Ça s’est retourné contre moi. Deux talons d’Achille, une expérience de fêtard : après Dijon, je n’intéressais plus les clubs de Pro A.  Je vais un mois à Livourne, remplacer Jason Rowe. Ça se passe bien, le club me propose de prolonger un mois. Je demande jusqu’à la fin de saison, pour que ma fille et sa mère puissent venir. Financièrement, ils ne peuvent pas, donc je finis la saison à Évreux, où je reste deux années de plus. En 2009, j’ai 36 ans, je me sens bien, je suis capitaine, dans le 5. J’ai envie de commencer une formation, le DU à la Sorbonne, qui me ferait rater quelques lundis et mardis. Mon entraîneur, Rémy Valin, est d’accord. Le président dit : «D’accord, par contre c’est moi qui te donne l’autorisation d’y aller chaque semaine». Je réfléchis : si on gagne, il me donnera l’autorisation, mais si on perd… Donc j’arrête. Sur un coup de tête. J’ai refusé des offres et arrêté le basket du jour au lendemain.

Je me mets aux Assedic, je prends 15 kilos, je passe mes journées à tondre la pelouse et faire la sieste, avec le DU de la Sorbonne en même temps. Ma copine se casse. Elle me dit : «Tu es devenu une merde, tu ne fous rien». C’était vrai. Je ne foutais rien, je grossissais, j’étais en survêt, je ne prenais plus ma douche, sauf avant d’aller au DU. J’étais invité à tous les événements basket, All-Star Game, playoffs, je n’y allais pas. Je sors avec une autre gonzesse, qui me dit : «Oh, bouge-toi ! Mets des vêtements de couleur, va serrer des mains, ce n’est pas les gens qui vont venir te chercher.» J’ai ce déclic. Je vais aux événements où je suis invité, je comprends qu’il faut dire aux gens que tout va bien, sinon ils t’évitent. Alors que je fous rien, je raconte des salades – «Je fais le DU de la Sorbonne, il va falloir que je fasse mon mémoire, beaucoup de boulot, etc.» –  et un jour, j’entends que Ma Chaîne Sport cherche un consultant. Je les appelle, ils ont déjà Crawford Palmer donc ils n’ont pas besoin pour l’instant. Deux jours après, ils rappellent : «Crawford est malade, tu peux venir ?» Je commence et au bout d’un moment, Jean-Yves Dhermain, que je ne remercierais jamais assez, me dit qu’il nous garde tous les deux.

La reconversion télé

À un moment, Ma Chaîne Sport ne suffit pas pour gagner ma vie, j’ai envie d’arrêter et de passer à autre chose. Jean-Yves me dit : «Accroche-toi. On n’a pas le budget pour te donner plus, mais tu es en train d’apprendre le métier et si notre chaîne perd les droits, tu auras eu cette expérience et tu pourras basculer». C’est ce qu’il s’est passé. Un jour, Xavier Vaution me demande de commenter un match des JO de Londres pour beIN. Finalement, je commente tous les JO. Dans la foulée, beIN obtient les droits de la NBA et je deviens le premier consultant basket de la chaîne.

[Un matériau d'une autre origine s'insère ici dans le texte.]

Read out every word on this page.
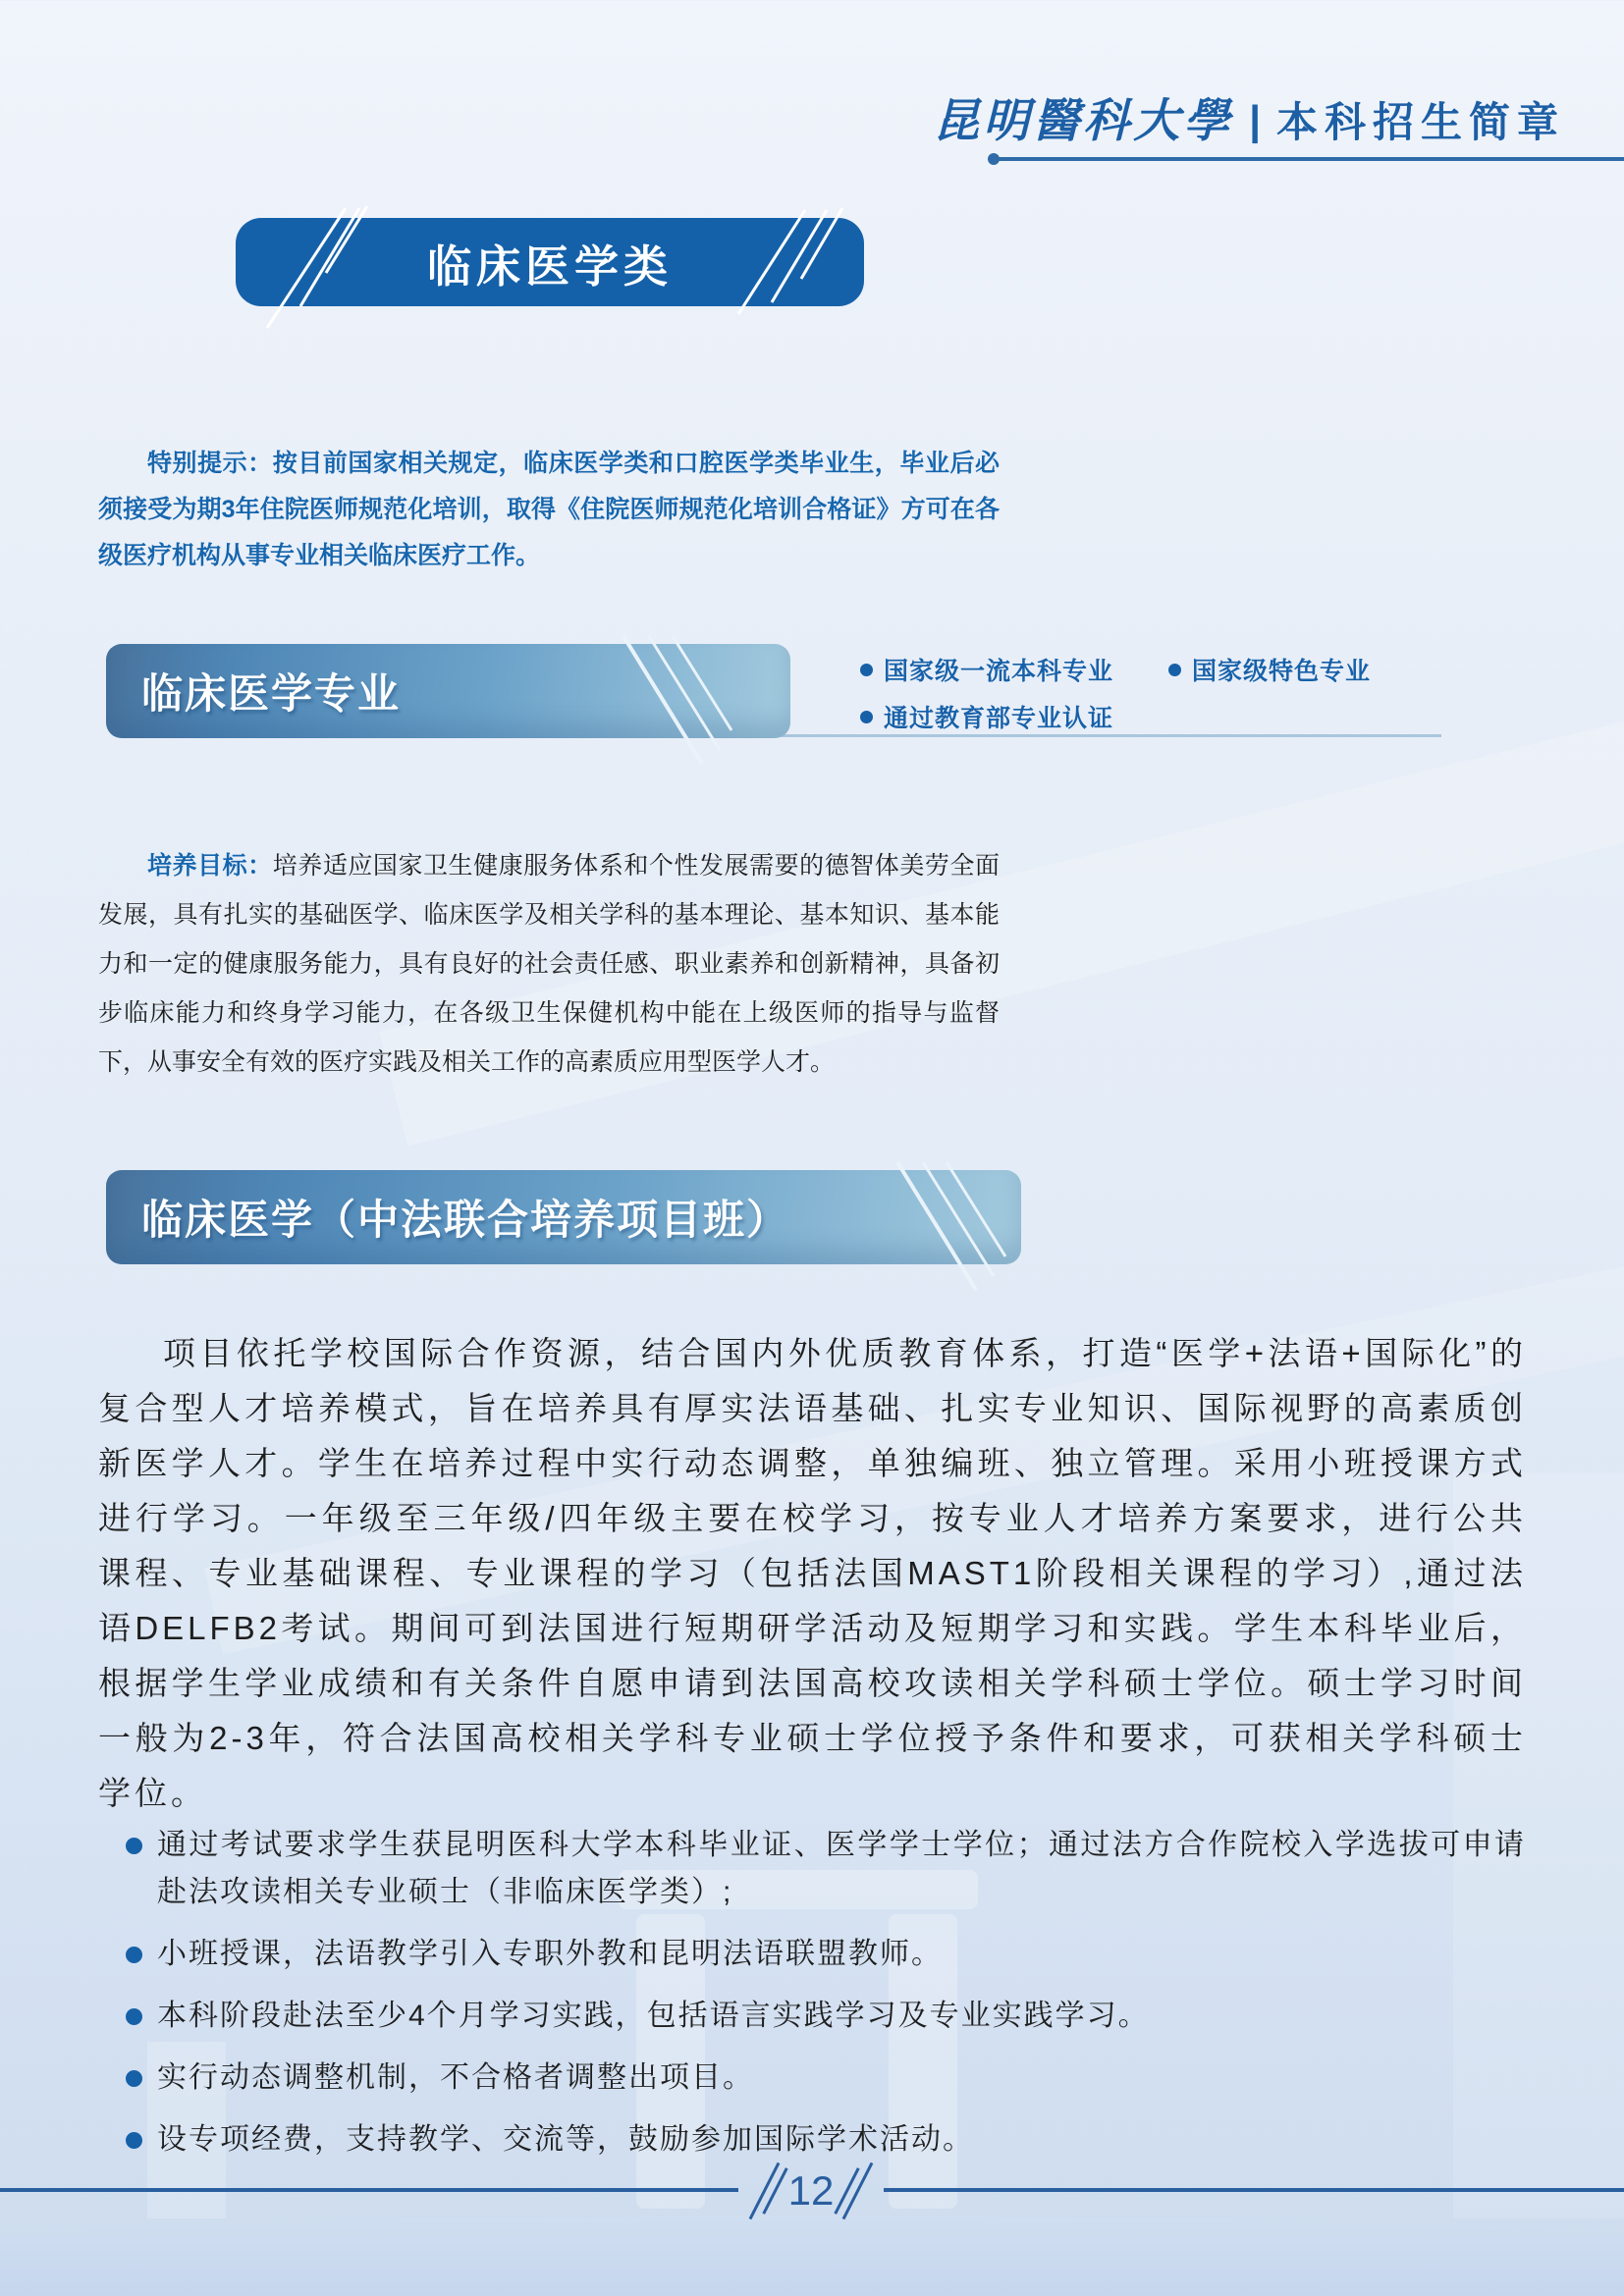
昆明醫科大學 | 本科招生简章
临床医学类

特别提示：按目前国家相关规定，临床医学类和口腔医学类毕业生，毕业后必须接受为期3年住院医师规范化培训，取得《住院医师规范化培训合格证》方可在各级医疗机构从事专业相关临床医疗工作。

临床医学专业	国家级一流本科专业	国家级特色专业
通过教育部专业认证

培养目标：培养适应国家卫生健康服务体系和个性发展需要的德智体美劳全面发展，具有扎实的基础医学、临床医学及相关学科的基本理论、基本知识、基本能力和一定的健康服务能力，具有良好的社会责任感、职业素养和创新精神，具备初步临床能力和终身学习能力，在各级卫生保健机构中能在上级医师的指导与监督下，从事安全有效的医疗实践及相关工作的高素质应用型医学人才。

临床医学（中法联合培养项目班）

项目依托学校国际合作资源，结合国内外优质教育体系，打造“医学+法语+国际化”的复合型人才培养模式，旨在培养具有厚实法语基础、扎实专业知识、国际视野的高素质创新医学人才。学生在培养过程中实行动态调整，单独编班、独立管理。采用小班授课方式进行学习。一年级至三年级/四年级主要在校学习，按专业人才培养方案要求，进行公共课程、专业基础课程、专业课程的学习（包括法国MAST1阶段相关课程的学习）,通过法语DELFB2考试。期间可到法国进行短期研学活动及短期学习和实践。学生本科毕业后，根据学生学业成绩和有关条件自愿申请到法国高校攻读相关学科硕士学位。硕士学习时间一般为2-3年，符合法国高校相关学科专业硕士学位授予条件和要求，可获相关学科硕士学位。

通过考试要求学生获昆明医科大学本科毕业证、医学学士学位；通过法方合作院校入学选拔可申请赴法攻读相关专业硕士（非临床医学类）;
小班授课，法语教学引入专职外教和昆明法语联盟教师。
本科阶段赴法至少4个月学习实践，包括语言实践学习及专业实践学习。
实行动态调整机制，不合格者调整出项目。
设专项经费，支持教学、交流等，鼓励参加国际学术活动。
12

Au niveau du rythme de vie, on morfle, ce n’est pas naturel de bosser la nuit. Je suis en décalage permanent. Ma copine se lève à 7h, je rentre, on boit un café, je me couche, je me réveille vers 12h30, je regarde NBA Extra, je refais une sieste, je vais me balader, avec cette sensation d’être un voleur, à me dire que je ne bosse pas. Ma copine finit le boulot à 19h, on regarde les séries, Canteloup, le journal télévisé, je m’endors. Quand je me réveille, elle dort. Voilà, je ne la vois pas. Mais ça ne dure que sept mois. L’intersaison est longue. Parfois, c’est dur quand tu enchaînes le match le soir, l’émission le lendemain midi, mais j’ai énormément de chance. Il y a tellement de gens qui voudraient faire ça. La reconversion, ce n’est pas simple. Moi, avoir réussi à ne rien foutre, tondre ma pelouse, et finalement basculer à beIN… J’ai une bonne étoile. Depuis toujours.»